I expect outside of a work context or games very few will need glasses like this. The kind of stuff pushed by things like this including smartphones adds a lot of stress to people’s lives. I imagine wearing a pair will send negative social signals.
> I imagine wearing a pair will send negative social signals.
That’s the biggest barrier of entry, until (if) they reach critical mass and their use is normalized. For that reason corps will probably heavily subsidize at the begging.
Sorry for the impertinence of this reply – I used to know a HollyB from my time using Litestep many years ago. She also was instrumental in helping get me off Windows back in 2007. My “handle” back then was marriedman (still married!)
Not trying to be creepy – just saw the name and had a flashbulb memory.
Total coincidence as she is a different woman. As a name its popularity waxes and wanes like flared jeans. I’ve only being using Linux as my default system for two weeks. Before then it was testing only.
Dang. Oh well, I was hoping it was a small world. Thanks for taking the time to reply. Enjoy your Linux migration!

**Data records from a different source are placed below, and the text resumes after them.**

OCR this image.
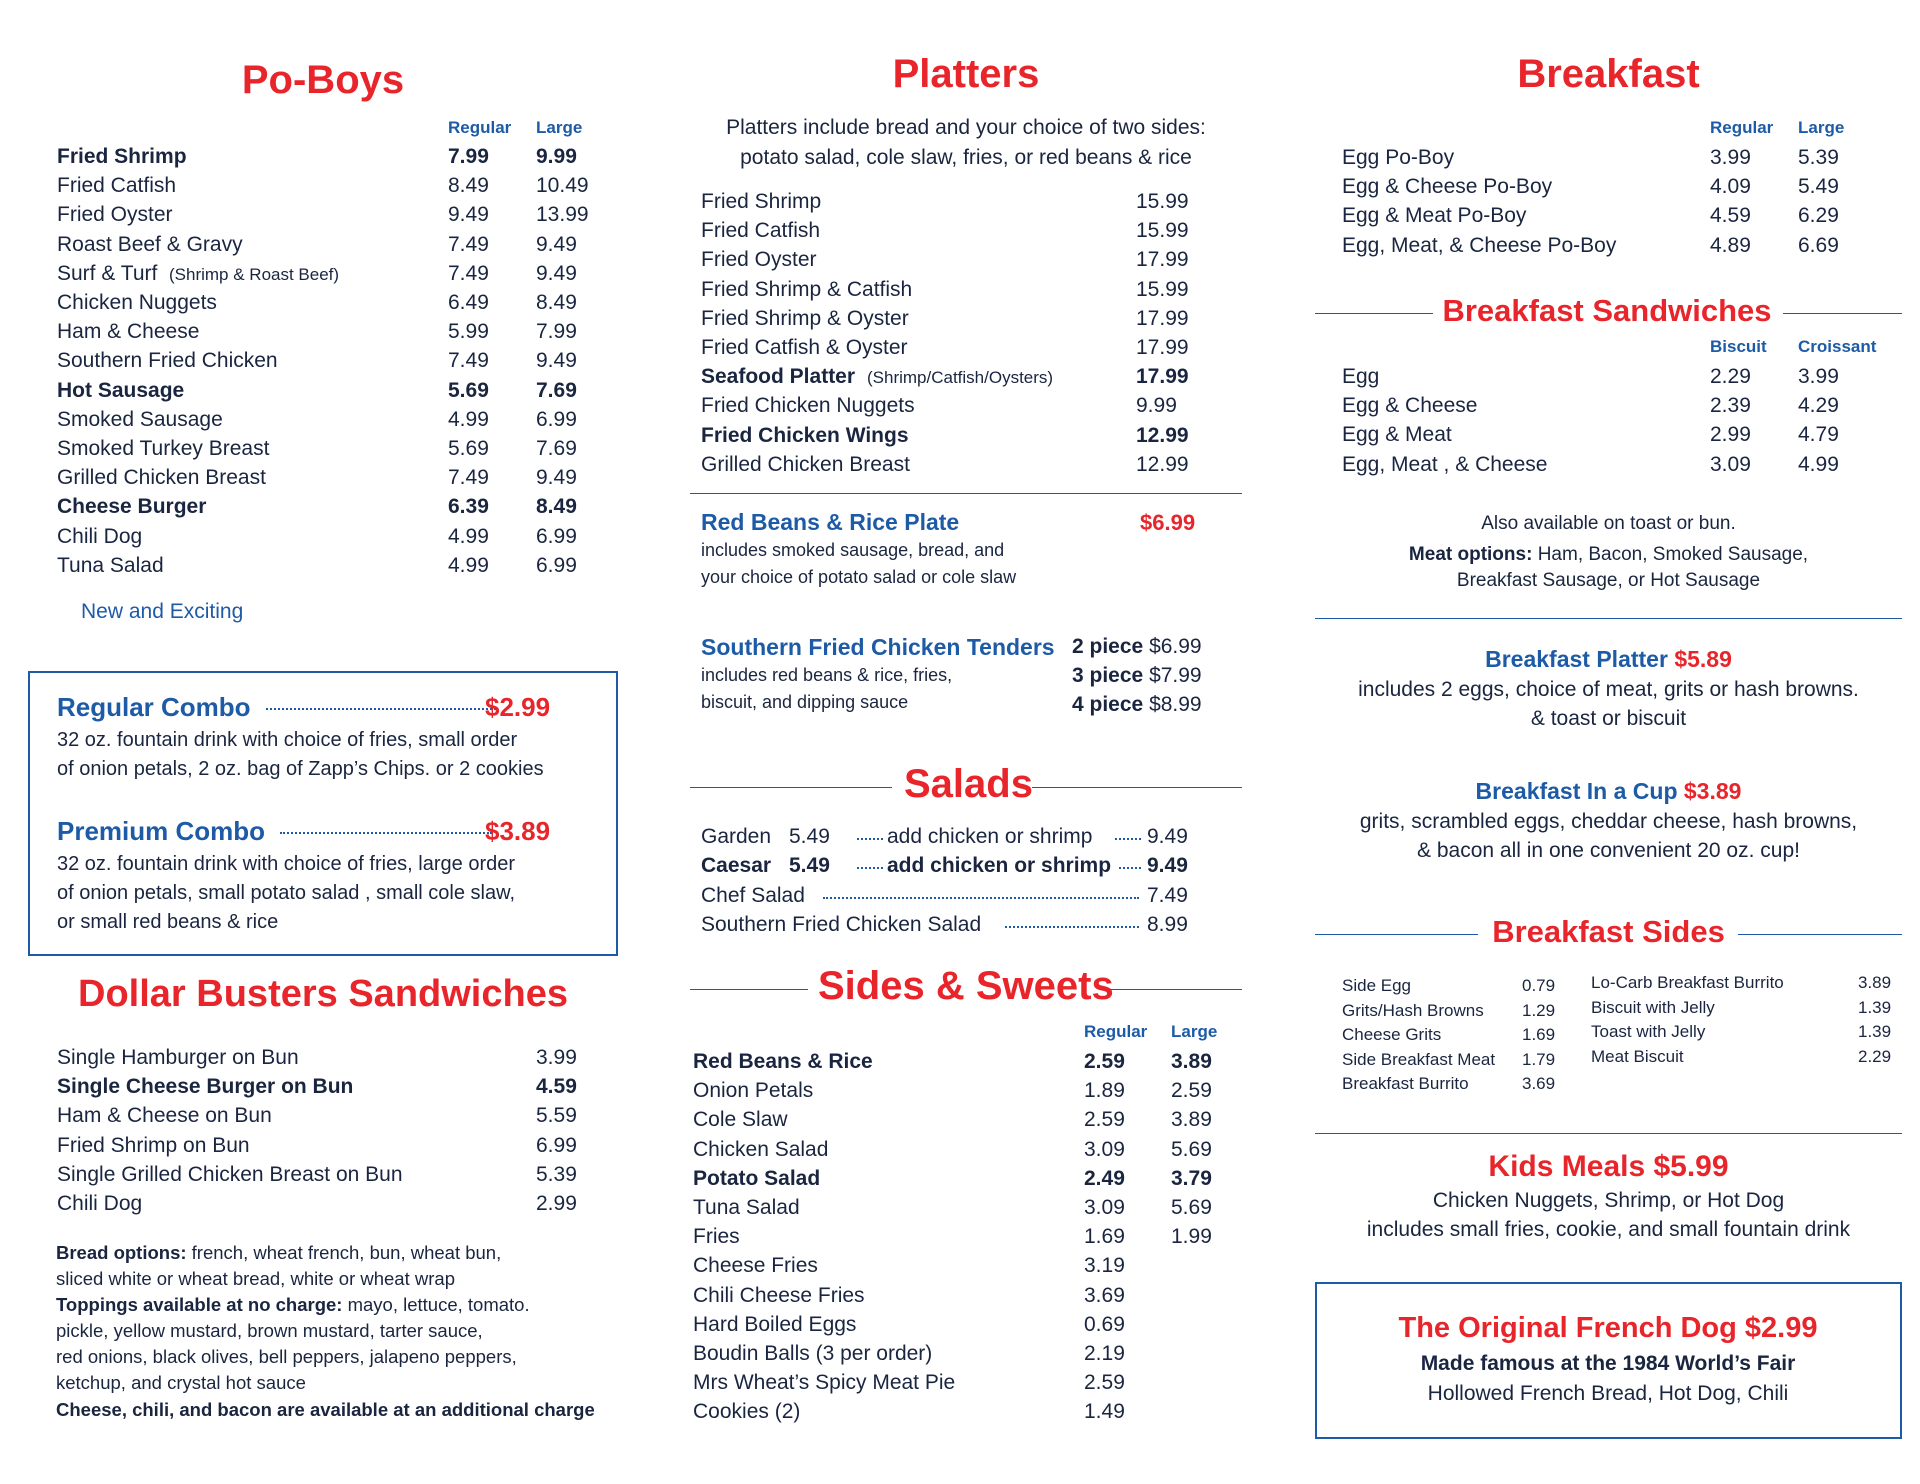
Po-Boys
Regular Large
Fried Shrimp	7.99 9.99
Fried Catfish	8.49 10.49
Fried Oyster	9.49 13.99
Roast Beef & Gravy	7.49 9.49
Surf & Turf (Shrimp & Roast Beef)	7.49 9.49
Chicken Nuggets	6.49 8.49
Ham & Cheese	5.99 7.99
Southern Fried Chicken	7.49 9.49
Hot Sausage	5.69 7.69
Smoked Sausage	4.99 6.99
Smoked Turkey Breast	5.69 7.69
Grilled Chicken Breast	7.49 9.49
Cheese Burger	6.39 8.49
Chili Dog	4.99 6.99
Tuna Salad	4.99 6.99
New and Exciting
Regular Combo	$2.99
32 oz. fountain drink with choice of fries, small order
of onion petals, 2 oz. bag of Zapp’s Chips. or 2 cookies
Premium Combo	$3.89
32 oz. fountain drink with choice of fries, large order
of onion petals, small potato salad , small cole slaw,
or small red beans & rice
Dollar Busters Sandwiches
Single Hamburger on Bun	3.99
Single Cheese Burger on Bun	4.59
Ham & Cheese on Bun	5.59
Fried Shrimp on Bun	6.99
Single Grilled Chicken Breast on Bun	5.39
Chili Dog	2.99
Bread options: french, wheat french, bun, wheat bun,
sliced white or wheat bread, white or wheat wrap
Toppings available at no charge: mayo, lettuce, tomato.
pickle, yellow mustard, brown mustard, tarter sauce,
red onions, black olives, bell peppers, jalapeno peppers,
ketchup, and crystal hot sauce
Cheese, chili, and bacon are available at an additional charge
Platters
Platters include bread and your choice of two sides:
potato salad, cole slaw, fries, or red beans & rice
Fried Shrimp	15.99
Fried Catfish	15.99
Fried Oyster	17.99
Fried Shrimp & Catfish	15.99
Fried Shrimp & Oyster	17.99
Fried Catfish & Oyster	17.99
Seafood Platter (Shrimp/Catfish/Oysters)	17.99
Fried Chicken Nuggets	9.99
Fried Chicken Wings	12.99
Grilled Chicken Breast	12.99
Red Beans & Rice Plate	$6.99
includes smoked sausage, bread, and
your choice of potato salad or cole slaw
Southern Fried Chicken Tenders
includes red beans & rice, fries,
biscuit, and dipping sauce
2 piece $6.99
3 piece $7.99
4 piece $8.99
Salads
Garden 5.49	add chicken or shrimp	9.49
Caesar 5.49	add chicken or shrimp 9.49
Chef Salad	7.49
Southern Fried Chicken Salad	8.99
Sides & Sweets
Regular Large
Red Beans & Rice	2.59 3.89
Onion Petals	1.89 2.59
Cole Slaw	2.59 3.89
Chicken Salad	3.09 5.69
Potato Salad	2.49 3.79
Tuna Salad	3.09 5.69
Fries	1.69 1.99
Cheese Fries	3.19
Chili Cheese Fries	3.69
Hard Boiled Eggs	0.69
Boudin Balls (3 per order)	2.19
Mrs Wheat’s Spicy Meat Pie	2.59
Cookies (2)	1.49
Breakfast
Regular Large
Egg Po-Boy	3.99 5.39
Egg & Cheese Po-Boy	4.09 5.49
Egg & Meat Po-Boy	4.59 6.29
Egg, Meat, & Cheese Po-Boy	4.89 6.69
Breakfast Sandwiches
Biscuit Croissant
Egg	2.29 3.99
Egg & Cheese	2.39 4.29
Egg & Meat	2.99 4.79
Egg, Meat , & Cheese	3.09 4.99
Also available on toast or bun.
Meat options: Ham, Bacon, Smoked Sausage,
Breakfast Sausage, or Hot Sausage
Breakfast Platter $5.89
includes 2 eggs, choice of meat, grits or hash browns.
& toast or biscuit
Breakfast In a Cup $3.89
grits, scrambled eggs, cheddar cheese, hash browns,
& bacon all in one convenient 20 oz. cup!
Breakfast Sides
Side Egg	0.79
Grits/Hash Browns 1.29
Cheese Grits	1.69
Side Breakfast Meat 1.79
Breakfast Burrito	3.69
Lo-Carb Breakfast Burrito	3.89
Biscuit with Jelly	1.39
Toast with Jelly	1.39
Meat Biscuit	2.29
Kids Meals $5.99
Chicken Nuggets, Shrimp, or Hot Dog
includes small fries, cookie, and small fountain drink
The Original French Dog $2.99
Made famous at the 1984 World’s Fair
Hollowed French Bread, Hot Dog, Chili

VR etc was all the rage at CES in 2017. I tried everything and the most impressive was when I strolled around Mars using the Microsoft Hololens. This was not some kind of dark room. It was a trade show booth. Not sure why the augmented reality beat the virtual. MIght have been that I wasn’t trying to fool myself and just got with the view. Or maybe superimposing objects, even a planet, on actual reality makes them more real. And I was more relaxed given I could see my surroundings, but mentally placed that in the background, like street noise.

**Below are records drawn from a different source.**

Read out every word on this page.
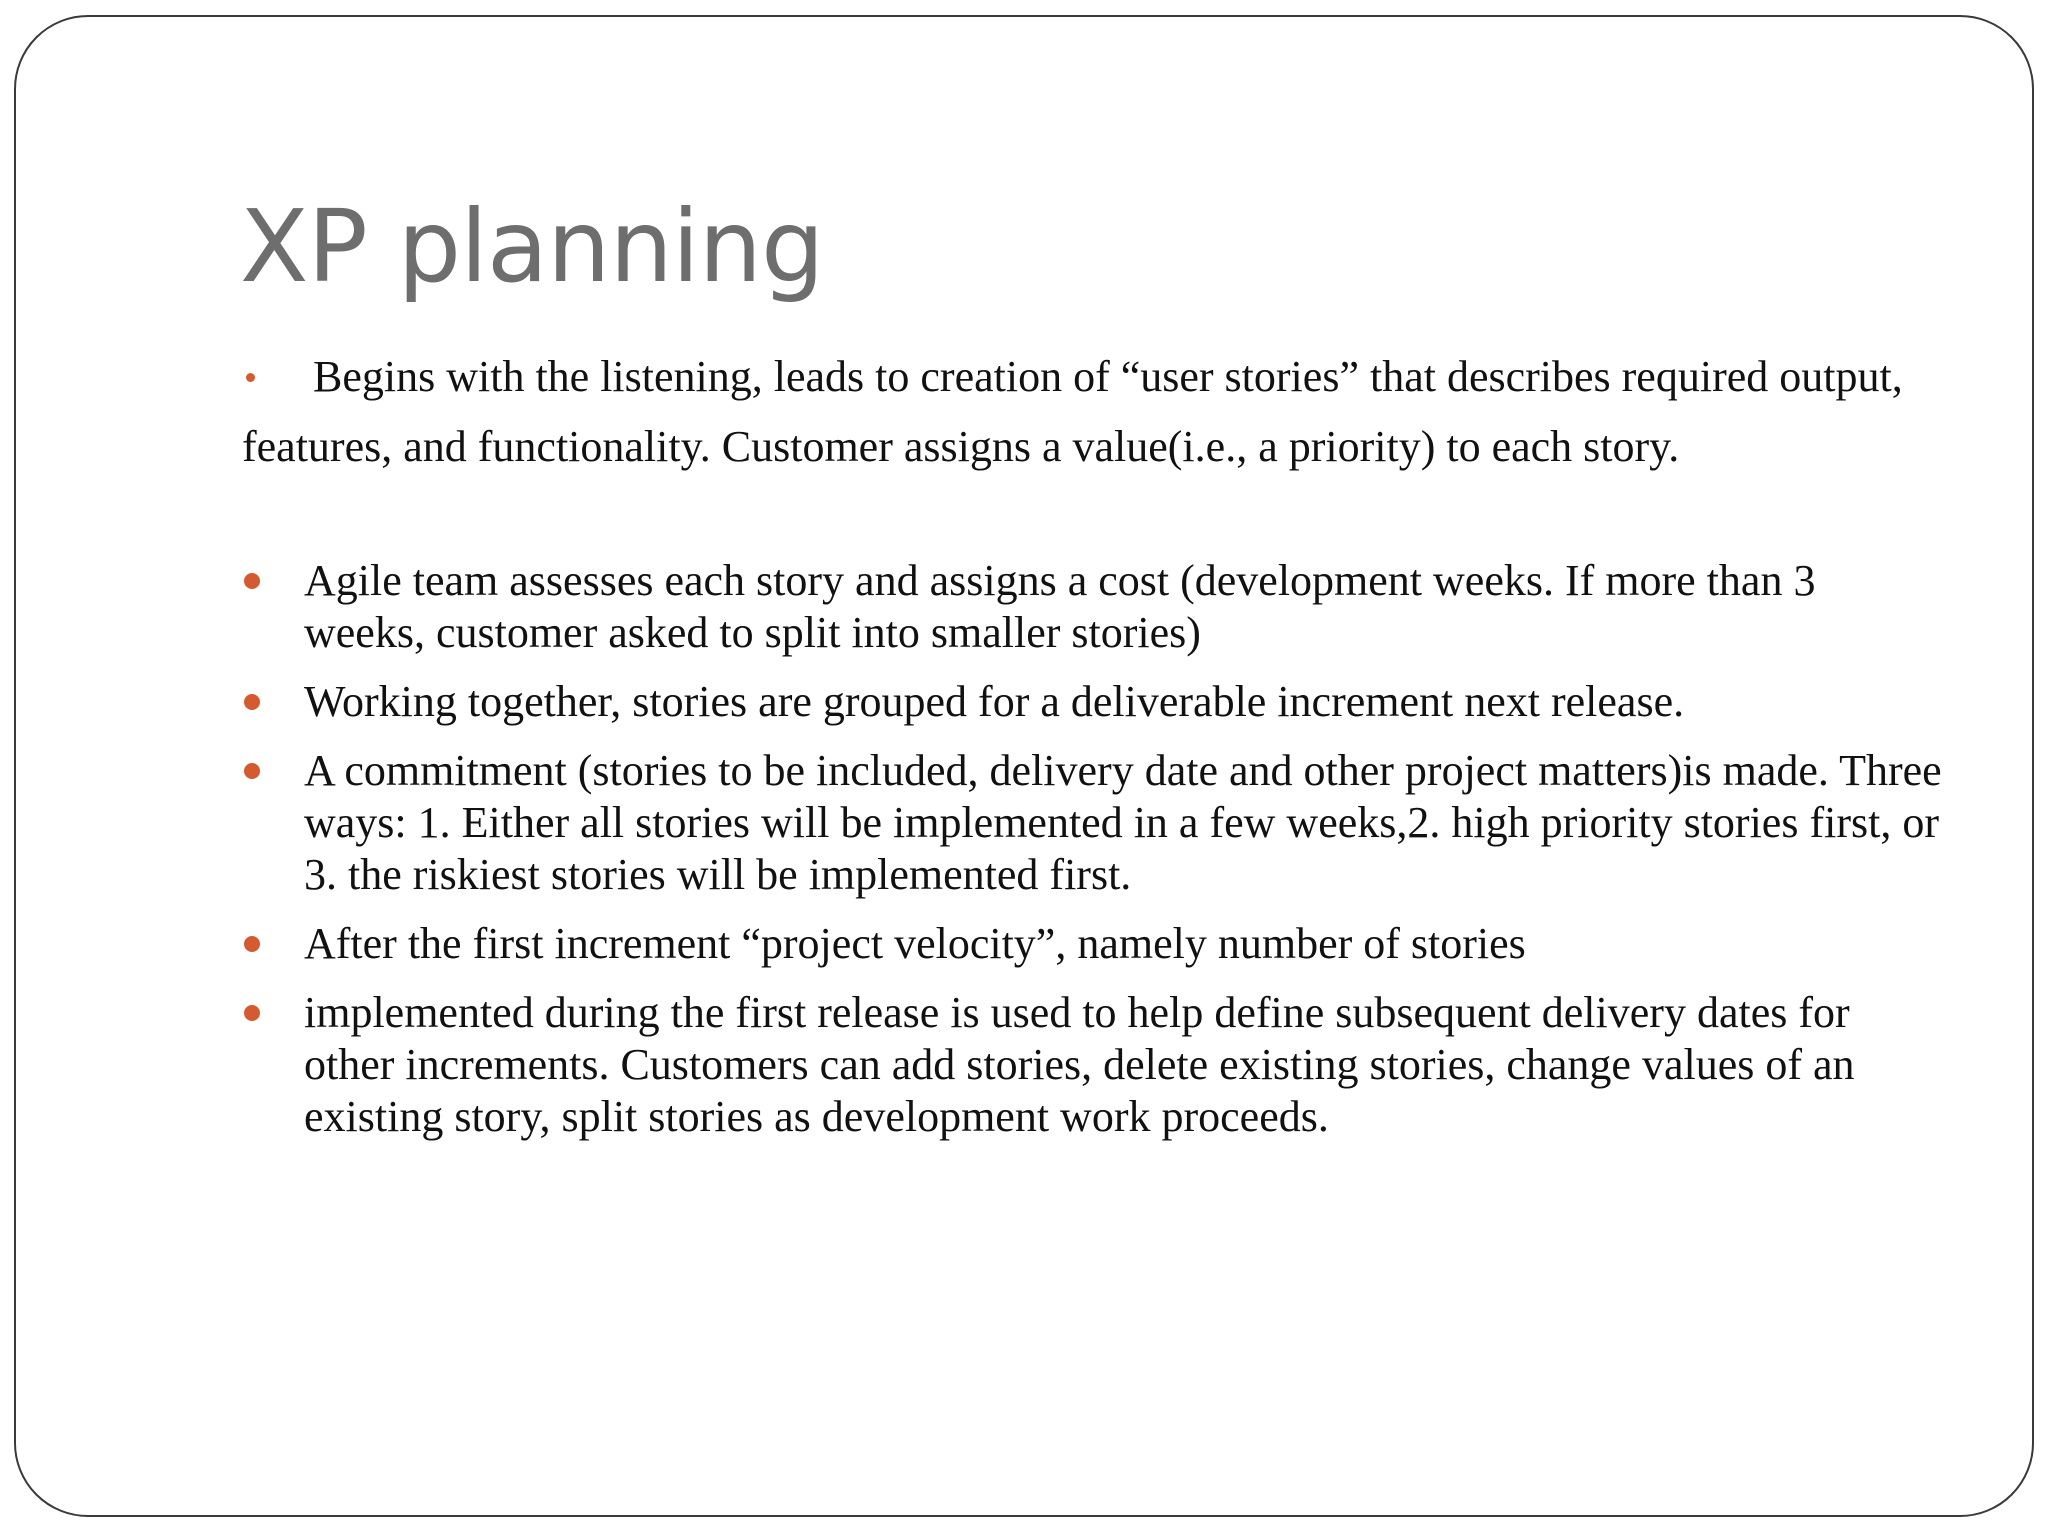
XP planning

Begins with the listening, leads to creation of “user stories” that describes required output, features, and functionality. Customer assigns a value(i.e., a priority) to each story.

Agile team assesses each story and assigns a cost (development weeks. If more than 3 weeks, customer asked to split into smaller stories)
Working together, stories are grouped for a deliverable increment next release.
A commitment (stories to be included, delivery date and other project matters)is made. Three ways: 1. Either all stories will be implemented in a few weeks,2. high priority stories first, or 3. the riskiest stories will be implemented first.
After the first increment “project velocity”, namely number of stories
implemented during the first release is used to help define subsequent delivery dates for other increments. Customers can add stories, delete existing stories, change values of an existing story, split stories as development work proceeds.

Once you have the required display technology, AR is arguably easier than VR. You don’t need the same absurdly high resolution, you don’t need high quality spatial audio to tie it together, and most importantly you don’t need to provide a complex highly detailed background. (ever notice how many of the VR games that _did_ really take off have really simple, easy to render background imagery?).

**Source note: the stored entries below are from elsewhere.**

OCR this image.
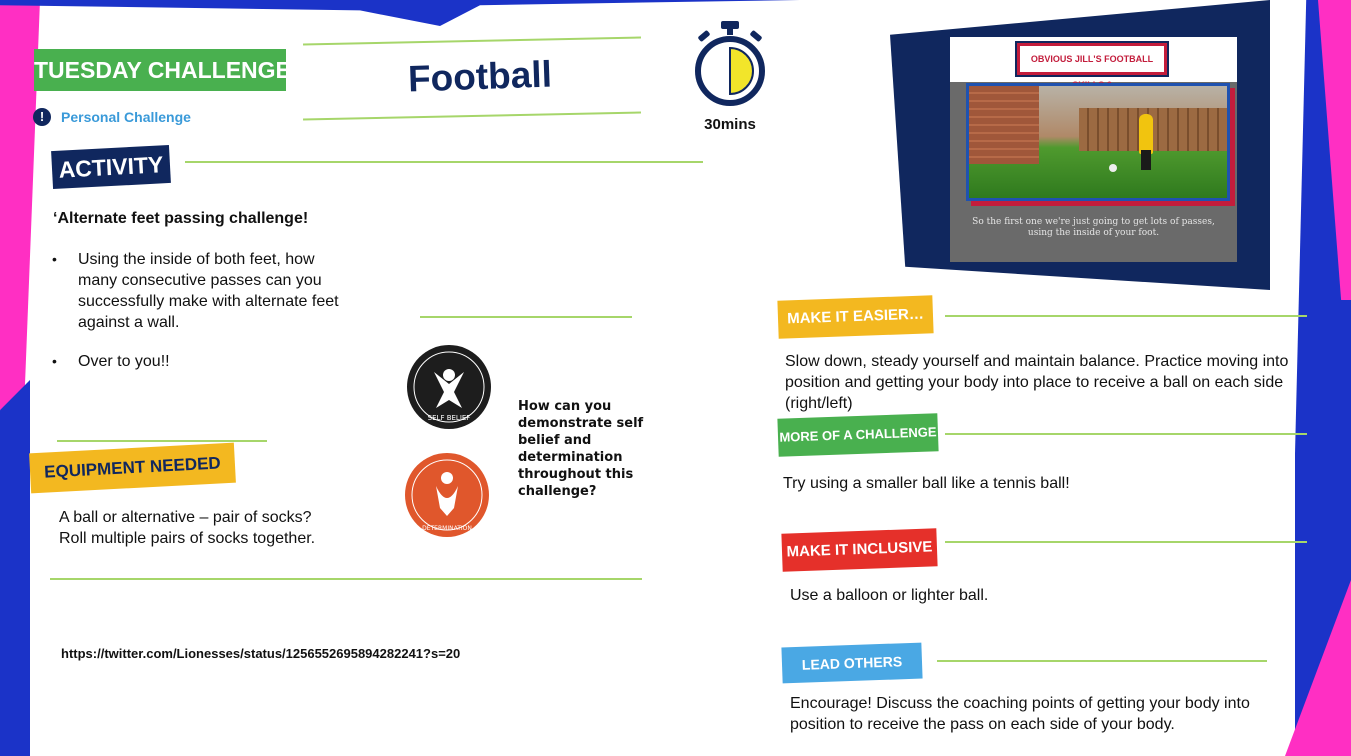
TUESDAY CHALLENGE	Football
!	Personal Challenge	30mins
ACTIVITY
‘Alternate feet passing challenge!
• Using the inside of both feet, how many consecutive passes can you successfully make with alternate feet against a wall.
• Over to you!!
SELF BELIEF
DETERMINATION
How can you demonstrate self belief and determination throughout this challenge?
EQUIPMENT NEEDED
A ball or alternative – pair of socks?
Roll multiple pairs of socks together.
https://twitter.com/Lionesses/status/1256552695894282241?s=20
OBVIOUS JILL'S FOOTBALL
So the first one we're just going to get lots of passes,
using the inside of your foot.
MAKE IT EASIER…
Slow down, steady yourself and maintain balance. Practice moving into position and getting your body into place to receive a ball on each side (right/left)
MORE OF A CHALLENGE
Try using a smaller ball like a tennis ball!
MAKE IT INCLUSIVE
Use a balloon or lighter ball.
LEAD OTHERS
Encourage! Discuss the coaching points of getting your body into position to receive the pass on each side of your body.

It’s also arguably much more useful in a non-consumer sense (which is actually more of a driving factor for adoption of new technologies than people realize) than VR is. For example, there are many more useful things you can do with it in, say, a warehouse or production facility than you can do with VR, if used right it would allow for much more immersive hybrid conferencing, and it has a whole slew of practical military applications (VR does too, but is much more specialized than AR in that case).